Arnon Goldfinger's documentary starts slowly, with the feeling of a home movie fashioned into something for PBS. The photography is matter-of-fact and sometimes harsh, like something strung together from a couple of cellphones. But these seeming early deficits allow The Flat to catch you off-guard with what turns out to be a rich, complex and unlikely story.
Goldfinger's movie won an award at the Tribeca Film Festival this past spring (for Tali Helter-Shenkar's editing), and the director told Tribeca's website in October that The Flat tells "a universal story." That's not necessarily what you want from a documentary, but what's universal here is something that works exceptionally well. As Goldfinger put it in the same interview: "Is the history of your family important? How does it reflect your identity? What do you know about your parents? Does your life need to be connected to your past?"
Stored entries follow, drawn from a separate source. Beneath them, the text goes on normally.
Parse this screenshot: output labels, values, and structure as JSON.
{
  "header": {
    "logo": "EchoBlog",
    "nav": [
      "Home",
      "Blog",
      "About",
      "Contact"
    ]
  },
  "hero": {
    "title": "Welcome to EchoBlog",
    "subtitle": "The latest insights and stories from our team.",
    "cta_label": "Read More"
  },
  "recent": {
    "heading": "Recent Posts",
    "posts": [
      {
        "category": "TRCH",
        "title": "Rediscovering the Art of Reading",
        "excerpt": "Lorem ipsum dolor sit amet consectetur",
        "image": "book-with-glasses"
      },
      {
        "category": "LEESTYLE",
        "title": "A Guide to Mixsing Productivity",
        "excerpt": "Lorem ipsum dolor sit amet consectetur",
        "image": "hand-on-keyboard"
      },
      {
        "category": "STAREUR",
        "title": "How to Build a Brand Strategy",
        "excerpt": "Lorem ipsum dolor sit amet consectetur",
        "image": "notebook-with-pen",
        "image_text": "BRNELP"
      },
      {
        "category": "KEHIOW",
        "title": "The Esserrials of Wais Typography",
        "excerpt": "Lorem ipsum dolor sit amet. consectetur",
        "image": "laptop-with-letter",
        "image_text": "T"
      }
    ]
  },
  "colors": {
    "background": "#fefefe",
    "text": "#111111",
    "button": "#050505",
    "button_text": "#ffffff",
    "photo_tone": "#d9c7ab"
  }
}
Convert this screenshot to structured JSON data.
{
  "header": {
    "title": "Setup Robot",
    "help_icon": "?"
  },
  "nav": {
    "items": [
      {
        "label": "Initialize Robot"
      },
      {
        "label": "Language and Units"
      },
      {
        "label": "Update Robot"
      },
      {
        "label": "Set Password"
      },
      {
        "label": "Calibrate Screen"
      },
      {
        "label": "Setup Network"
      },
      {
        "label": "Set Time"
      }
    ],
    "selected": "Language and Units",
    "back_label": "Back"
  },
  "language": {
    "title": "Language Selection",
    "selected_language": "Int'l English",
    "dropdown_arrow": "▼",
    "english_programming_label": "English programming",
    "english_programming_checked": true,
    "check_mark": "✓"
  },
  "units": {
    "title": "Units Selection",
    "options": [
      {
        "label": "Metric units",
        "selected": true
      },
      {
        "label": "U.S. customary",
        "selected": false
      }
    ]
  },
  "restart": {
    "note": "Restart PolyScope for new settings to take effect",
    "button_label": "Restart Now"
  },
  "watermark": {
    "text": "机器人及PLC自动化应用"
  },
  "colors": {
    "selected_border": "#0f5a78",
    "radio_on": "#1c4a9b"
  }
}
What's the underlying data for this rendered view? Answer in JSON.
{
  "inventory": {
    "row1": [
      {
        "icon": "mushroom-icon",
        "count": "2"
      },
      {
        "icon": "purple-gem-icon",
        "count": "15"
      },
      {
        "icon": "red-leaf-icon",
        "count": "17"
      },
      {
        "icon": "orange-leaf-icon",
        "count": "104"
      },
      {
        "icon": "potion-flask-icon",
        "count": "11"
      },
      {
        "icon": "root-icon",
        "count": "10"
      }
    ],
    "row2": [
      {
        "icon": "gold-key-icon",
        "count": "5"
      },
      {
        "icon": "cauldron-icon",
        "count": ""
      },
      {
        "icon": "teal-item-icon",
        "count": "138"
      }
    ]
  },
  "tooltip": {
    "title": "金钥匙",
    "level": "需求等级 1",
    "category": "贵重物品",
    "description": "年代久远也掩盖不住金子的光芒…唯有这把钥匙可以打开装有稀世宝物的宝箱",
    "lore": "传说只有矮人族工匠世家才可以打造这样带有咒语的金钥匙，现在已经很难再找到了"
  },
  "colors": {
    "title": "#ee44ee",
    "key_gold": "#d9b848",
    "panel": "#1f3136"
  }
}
To the extent that answers await those questions, they're first whispered to Goldfinger in his film's title property, the jam-packed Tel Aviv apartment of his late grandmother. She and her husband were German Jews who left Berlin in the 1930s — but, the movie carefully reveals, didn't let go of every connection to that time and place. (They also didn't let go of much property; Goldfinger set out to document no more than an arduous dig through a lifetime's worth of books and antiques and garments, most now sadly disposable.)
First a letter and then a coin, each showing both a Star of David and a Nazi swastika, spark a series of questions that the usual Googling and weekend genealogy can't satisfy. Saying much more would rob The Flat of its initial power to jar. But after the movie, knowing as much as Goldfinger does about his family, you may want to watch it again.